Lindberg has created five games so far, each targeting different aspects of economics and Bitcoin:

  • Is That the Best You Can Do? – a negotiation game based on free market principles.

  • HODL Up – focused on Bitcoin scarcity and competition to accumulate the most coins.

  • Channel Up – tackling the Lightning Network. "Have you ever watched the old Star Treks and you got Spock playing with the multi-level chess thing?" Lindberg said. "It's more of an intense game where people are going to be studying which way to route their payments."

  • Bit 39 – a party game about seed phrases, similar to Clue or Pictionary.

  • Fed Up – a critique of the monetary system, where “clowns” win by printing money or adding regulations.

Players often adapt the rules in surprising ways. "Someone's doing really well in the game, they understand the mechanics. Somebody else is struggling, and they'll intentionally do things that would not let them win the most Bitcoin but help that other person have a better experience," Lindberg said.

Is That the Best You Can Do? introduces free market trading, Fed Up pokes fun at money printing, and the series shows how Bitcoin can be taught through play. Photo: Free Market Kids

Distribution hurdles and community play

Despite the creativity, distribution is a challenge. "We do struggle with the cost of shipping to begin with, but then you throw on import duties, tariffs, or any other types of nonsense in there, and a lot of people just look at that and they say, 'Hey, that's too much'," he said.

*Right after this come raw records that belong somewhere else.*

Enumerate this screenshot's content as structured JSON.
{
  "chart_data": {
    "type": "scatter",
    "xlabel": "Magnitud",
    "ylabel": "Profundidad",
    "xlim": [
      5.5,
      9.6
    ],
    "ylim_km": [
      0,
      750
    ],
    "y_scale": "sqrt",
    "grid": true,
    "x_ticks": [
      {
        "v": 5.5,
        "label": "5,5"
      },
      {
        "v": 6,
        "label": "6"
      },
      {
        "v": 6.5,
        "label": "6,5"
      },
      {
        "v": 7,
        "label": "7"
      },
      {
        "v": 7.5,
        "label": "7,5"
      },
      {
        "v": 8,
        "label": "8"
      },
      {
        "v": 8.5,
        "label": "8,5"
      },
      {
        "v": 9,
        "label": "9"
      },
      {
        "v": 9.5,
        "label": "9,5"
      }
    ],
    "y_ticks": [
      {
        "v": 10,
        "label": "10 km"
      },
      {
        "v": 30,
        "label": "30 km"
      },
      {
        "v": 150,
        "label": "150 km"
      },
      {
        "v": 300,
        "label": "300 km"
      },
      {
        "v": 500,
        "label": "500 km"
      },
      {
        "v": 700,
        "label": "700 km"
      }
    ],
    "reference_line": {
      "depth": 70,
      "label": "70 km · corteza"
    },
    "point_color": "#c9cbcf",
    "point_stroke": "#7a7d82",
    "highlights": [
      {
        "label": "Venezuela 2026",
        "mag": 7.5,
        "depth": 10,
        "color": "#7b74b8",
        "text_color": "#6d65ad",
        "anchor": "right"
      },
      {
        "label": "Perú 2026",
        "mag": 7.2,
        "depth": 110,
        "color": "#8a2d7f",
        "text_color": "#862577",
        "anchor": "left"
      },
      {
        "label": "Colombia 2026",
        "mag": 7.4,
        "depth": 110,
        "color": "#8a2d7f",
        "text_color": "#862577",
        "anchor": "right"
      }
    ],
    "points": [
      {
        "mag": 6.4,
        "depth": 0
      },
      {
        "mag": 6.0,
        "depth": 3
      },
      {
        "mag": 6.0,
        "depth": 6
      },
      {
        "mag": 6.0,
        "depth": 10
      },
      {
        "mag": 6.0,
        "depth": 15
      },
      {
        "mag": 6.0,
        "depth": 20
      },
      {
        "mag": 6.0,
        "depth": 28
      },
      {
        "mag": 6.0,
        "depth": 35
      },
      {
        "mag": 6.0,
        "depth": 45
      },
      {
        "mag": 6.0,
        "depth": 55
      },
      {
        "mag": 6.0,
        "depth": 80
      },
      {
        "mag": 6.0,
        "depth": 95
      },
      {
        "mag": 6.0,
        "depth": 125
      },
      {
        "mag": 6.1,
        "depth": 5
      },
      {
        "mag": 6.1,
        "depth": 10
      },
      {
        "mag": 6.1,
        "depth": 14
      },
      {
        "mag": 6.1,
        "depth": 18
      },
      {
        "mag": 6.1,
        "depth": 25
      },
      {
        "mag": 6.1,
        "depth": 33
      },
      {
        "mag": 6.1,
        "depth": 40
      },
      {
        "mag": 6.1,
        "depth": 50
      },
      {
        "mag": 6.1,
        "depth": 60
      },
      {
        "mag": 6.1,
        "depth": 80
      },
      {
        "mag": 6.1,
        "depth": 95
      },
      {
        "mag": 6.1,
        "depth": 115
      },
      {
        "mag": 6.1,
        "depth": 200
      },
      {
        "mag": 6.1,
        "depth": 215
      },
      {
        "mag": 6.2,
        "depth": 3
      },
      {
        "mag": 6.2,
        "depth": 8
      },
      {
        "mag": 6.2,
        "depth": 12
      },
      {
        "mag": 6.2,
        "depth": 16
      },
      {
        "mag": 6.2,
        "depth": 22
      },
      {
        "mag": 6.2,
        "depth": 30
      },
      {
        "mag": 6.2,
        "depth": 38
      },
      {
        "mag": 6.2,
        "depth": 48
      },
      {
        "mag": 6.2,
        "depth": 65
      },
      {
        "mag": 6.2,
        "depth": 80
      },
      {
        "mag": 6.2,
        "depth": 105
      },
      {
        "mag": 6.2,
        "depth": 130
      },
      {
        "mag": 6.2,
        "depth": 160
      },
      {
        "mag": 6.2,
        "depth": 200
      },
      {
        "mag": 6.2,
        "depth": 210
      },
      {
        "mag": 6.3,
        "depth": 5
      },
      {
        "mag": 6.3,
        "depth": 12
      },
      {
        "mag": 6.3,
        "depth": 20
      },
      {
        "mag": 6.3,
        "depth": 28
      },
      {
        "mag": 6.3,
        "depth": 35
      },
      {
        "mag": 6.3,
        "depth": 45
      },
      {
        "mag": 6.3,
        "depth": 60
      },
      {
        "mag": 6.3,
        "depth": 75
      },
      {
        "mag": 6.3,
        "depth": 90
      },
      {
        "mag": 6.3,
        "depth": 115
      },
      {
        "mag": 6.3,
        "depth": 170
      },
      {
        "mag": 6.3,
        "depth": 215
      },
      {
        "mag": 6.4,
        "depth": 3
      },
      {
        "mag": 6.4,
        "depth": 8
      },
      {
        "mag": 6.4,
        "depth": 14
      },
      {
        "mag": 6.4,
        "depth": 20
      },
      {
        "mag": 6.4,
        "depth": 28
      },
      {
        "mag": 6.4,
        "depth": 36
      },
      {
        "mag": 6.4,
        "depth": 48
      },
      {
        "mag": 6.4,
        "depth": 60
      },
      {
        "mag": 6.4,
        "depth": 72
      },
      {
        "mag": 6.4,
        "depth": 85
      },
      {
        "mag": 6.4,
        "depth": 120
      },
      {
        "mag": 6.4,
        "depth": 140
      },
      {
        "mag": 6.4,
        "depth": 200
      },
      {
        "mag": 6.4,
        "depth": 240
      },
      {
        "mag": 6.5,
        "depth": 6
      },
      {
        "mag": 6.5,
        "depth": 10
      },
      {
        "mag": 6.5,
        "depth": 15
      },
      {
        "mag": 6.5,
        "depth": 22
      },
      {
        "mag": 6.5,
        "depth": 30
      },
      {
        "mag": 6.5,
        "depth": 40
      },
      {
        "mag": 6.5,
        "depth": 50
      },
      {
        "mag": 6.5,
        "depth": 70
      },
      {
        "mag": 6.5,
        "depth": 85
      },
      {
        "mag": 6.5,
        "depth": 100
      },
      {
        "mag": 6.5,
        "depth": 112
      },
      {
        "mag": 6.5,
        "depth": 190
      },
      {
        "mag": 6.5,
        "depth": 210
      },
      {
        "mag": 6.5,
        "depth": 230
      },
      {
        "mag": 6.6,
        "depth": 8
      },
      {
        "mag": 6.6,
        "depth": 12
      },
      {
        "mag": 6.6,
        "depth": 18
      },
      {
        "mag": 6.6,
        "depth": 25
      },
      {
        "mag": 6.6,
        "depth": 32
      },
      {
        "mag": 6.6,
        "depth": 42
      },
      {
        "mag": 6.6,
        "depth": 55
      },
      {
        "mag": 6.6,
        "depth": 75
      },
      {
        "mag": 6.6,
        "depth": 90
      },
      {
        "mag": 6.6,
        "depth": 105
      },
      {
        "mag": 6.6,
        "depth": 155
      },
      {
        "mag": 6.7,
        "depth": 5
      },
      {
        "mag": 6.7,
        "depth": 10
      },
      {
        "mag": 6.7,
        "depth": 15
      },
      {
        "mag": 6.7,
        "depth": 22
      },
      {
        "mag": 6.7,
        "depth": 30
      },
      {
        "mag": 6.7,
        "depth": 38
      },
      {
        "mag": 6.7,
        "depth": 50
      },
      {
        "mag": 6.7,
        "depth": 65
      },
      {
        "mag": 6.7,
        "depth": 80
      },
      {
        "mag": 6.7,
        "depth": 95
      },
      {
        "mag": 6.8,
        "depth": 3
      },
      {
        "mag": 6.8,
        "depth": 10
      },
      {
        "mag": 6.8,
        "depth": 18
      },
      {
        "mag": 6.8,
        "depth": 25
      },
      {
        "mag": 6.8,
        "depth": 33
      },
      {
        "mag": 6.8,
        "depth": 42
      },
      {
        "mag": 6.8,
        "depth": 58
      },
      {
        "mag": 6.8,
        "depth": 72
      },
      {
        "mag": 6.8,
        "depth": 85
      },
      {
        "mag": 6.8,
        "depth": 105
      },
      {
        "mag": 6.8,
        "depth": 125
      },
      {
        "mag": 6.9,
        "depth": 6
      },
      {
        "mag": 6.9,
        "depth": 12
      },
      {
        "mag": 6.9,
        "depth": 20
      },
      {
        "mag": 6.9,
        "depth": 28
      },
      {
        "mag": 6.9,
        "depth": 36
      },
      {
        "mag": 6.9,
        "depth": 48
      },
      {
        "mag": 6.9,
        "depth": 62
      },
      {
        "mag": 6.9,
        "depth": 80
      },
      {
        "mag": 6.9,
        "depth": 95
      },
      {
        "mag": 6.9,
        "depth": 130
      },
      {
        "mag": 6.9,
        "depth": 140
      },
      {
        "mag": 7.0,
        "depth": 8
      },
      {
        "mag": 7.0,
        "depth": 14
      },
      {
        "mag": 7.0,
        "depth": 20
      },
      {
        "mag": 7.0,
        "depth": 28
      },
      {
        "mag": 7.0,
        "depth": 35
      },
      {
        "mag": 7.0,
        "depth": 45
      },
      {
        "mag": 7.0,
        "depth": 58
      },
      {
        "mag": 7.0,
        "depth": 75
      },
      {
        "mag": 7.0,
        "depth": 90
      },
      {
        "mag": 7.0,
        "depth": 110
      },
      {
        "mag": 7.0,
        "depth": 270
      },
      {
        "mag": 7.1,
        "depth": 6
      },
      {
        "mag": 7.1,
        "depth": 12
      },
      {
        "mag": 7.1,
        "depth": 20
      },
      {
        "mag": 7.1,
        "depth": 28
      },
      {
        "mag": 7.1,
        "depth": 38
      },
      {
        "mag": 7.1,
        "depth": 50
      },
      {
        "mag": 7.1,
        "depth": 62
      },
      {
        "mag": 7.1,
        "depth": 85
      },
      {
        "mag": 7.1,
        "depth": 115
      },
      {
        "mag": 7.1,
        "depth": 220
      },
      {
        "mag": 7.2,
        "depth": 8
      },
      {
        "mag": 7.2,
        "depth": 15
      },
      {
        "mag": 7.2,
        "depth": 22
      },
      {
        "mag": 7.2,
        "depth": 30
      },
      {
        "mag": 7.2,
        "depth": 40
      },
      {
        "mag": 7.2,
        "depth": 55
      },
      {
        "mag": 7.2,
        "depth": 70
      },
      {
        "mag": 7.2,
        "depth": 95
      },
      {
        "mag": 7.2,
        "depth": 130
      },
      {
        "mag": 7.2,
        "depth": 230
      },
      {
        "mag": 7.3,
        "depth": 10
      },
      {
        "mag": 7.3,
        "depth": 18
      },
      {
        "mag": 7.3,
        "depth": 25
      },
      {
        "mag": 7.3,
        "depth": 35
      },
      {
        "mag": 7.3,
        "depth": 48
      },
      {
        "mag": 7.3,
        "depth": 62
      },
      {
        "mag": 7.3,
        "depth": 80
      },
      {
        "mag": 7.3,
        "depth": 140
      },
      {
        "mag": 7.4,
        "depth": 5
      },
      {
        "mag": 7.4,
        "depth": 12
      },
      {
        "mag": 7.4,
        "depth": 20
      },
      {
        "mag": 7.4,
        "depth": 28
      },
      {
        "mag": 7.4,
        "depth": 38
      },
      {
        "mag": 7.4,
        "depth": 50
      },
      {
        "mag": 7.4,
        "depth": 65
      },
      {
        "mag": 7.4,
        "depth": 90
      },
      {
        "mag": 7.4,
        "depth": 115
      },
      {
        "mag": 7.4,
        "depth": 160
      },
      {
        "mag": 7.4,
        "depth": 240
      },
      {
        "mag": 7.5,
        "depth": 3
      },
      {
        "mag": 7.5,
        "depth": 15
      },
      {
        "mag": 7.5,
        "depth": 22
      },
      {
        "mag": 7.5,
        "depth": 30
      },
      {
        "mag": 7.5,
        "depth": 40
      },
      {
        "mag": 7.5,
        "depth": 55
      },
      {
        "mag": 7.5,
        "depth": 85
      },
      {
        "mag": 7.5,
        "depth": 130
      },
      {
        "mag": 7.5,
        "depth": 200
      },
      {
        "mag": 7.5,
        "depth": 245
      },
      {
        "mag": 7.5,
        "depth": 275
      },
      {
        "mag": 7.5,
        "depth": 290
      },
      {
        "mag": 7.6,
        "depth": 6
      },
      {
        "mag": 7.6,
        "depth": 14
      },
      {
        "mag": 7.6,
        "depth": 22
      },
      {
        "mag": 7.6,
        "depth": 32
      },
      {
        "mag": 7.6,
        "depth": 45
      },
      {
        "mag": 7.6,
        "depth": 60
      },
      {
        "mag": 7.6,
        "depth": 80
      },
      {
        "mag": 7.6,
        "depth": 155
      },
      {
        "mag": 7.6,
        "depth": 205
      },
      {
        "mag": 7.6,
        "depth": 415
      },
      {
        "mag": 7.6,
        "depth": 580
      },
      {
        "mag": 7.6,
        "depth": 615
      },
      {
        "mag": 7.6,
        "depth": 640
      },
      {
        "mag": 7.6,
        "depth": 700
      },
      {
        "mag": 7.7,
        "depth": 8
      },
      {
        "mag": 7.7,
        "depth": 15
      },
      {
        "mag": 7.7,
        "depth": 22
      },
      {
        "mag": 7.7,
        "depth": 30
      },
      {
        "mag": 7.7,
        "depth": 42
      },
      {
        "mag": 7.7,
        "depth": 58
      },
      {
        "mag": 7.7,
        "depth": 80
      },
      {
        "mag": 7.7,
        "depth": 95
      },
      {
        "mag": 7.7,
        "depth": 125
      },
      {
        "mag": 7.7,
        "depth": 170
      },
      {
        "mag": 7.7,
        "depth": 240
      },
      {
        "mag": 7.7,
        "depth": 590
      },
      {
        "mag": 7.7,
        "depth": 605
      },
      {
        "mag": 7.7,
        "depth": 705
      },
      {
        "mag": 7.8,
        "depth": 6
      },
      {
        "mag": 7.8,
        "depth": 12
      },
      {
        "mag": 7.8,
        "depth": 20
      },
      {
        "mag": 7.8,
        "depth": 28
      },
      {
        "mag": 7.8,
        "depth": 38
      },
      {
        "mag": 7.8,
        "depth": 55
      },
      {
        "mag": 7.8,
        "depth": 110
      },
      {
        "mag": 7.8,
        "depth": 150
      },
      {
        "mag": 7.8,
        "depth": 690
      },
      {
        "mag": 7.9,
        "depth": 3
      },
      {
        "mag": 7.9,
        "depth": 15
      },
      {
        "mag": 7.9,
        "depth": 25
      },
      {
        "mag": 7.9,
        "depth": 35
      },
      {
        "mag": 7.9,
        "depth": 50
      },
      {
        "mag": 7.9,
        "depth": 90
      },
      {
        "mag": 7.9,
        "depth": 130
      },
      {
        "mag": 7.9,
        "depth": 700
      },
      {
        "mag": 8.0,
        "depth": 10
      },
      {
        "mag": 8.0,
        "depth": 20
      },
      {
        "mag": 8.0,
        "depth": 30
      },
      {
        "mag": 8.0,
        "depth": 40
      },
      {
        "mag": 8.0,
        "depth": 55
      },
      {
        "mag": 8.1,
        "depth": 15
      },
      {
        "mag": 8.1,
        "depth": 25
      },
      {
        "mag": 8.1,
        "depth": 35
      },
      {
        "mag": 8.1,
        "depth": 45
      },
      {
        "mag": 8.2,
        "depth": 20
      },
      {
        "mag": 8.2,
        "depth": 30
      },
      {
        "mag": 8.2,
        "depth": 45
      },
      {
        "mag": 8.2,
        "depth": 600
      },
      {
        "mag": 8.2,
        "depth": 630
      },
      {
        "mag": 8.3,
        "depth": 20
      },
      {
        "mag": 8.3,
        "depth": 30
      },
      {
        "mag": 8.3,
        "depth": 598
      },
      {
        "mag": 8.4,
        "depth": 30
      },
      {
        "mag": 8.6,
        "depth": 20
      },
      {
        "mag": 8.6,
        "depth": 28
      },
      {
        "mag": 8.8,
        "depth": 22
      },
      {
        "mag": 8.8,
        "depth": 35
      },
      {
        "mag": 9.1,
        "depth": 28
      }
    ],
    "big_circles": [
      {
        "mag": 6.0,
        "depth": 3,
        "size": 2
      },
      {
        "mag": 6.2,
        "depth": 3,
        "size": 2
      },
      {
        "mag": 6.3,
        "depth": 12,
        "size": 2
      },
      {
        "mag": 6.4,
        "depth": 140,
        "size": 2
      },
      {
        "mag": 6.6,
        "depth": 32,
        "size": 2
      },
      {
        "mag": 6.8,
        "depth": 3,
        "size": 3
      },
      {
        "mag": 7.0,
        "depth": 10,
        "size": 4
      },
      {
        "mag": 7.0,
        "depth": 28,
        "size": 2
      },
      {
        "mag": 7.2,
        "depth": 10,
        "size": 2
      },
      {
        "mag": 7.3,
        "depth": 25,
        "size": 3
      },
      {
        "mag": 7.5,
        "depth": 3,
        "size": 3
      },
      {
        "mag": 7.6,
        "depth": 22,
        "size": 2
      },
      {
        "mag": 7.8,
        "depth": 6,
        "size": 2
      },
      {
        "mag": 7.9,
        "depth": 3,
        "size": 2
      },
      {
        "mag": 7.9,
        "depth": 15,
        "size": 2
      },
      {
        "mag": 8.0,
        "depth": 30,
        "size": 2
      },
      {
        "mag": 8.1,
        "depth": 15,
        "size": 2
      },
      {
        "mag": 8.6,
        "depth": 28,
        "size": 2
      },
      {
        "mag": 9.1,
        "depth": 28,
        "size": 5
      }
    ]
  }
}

Events and conferences have helped spread awareness, and Lindberg is eager to build tournaments. "When we play with people who are all already Bitcoiners, they start doing all kinds of inside jargon and bets," he said. "It's completely different."

Those differences in play are part of the charm. Some groups lean into education, others into humor or competition. His daughters gravitate toward lighter games: "My daughters prefer [Bit 39] to the other ones, because it's the least technical."

Whether it’s Bitcoiners making insider jokes or families inventing their own rules, Lindberg sees his games as tools for culture as much as education.

A vision of 21 games

Lindberg’s long-term ambition is to create 21 games in total – echoing Bitcoin’s fixed supply of 21 million coins – with one release per year.

He already sees potential themes everywhere. "In the Bitcoin space, everybody goes from one subject to another – food, energy, fill in the blank. There’s just endless material to make more games," he said.

Austrian economics, energy debates, and Bitcoin history could all inspire future designs.

For Lindberg, the bigger picture is clear: education works best when people don’t realize they’re learning. Through board games, he’s found a way to pass on ideas about money, incentives, and freedom – one family game night at a time.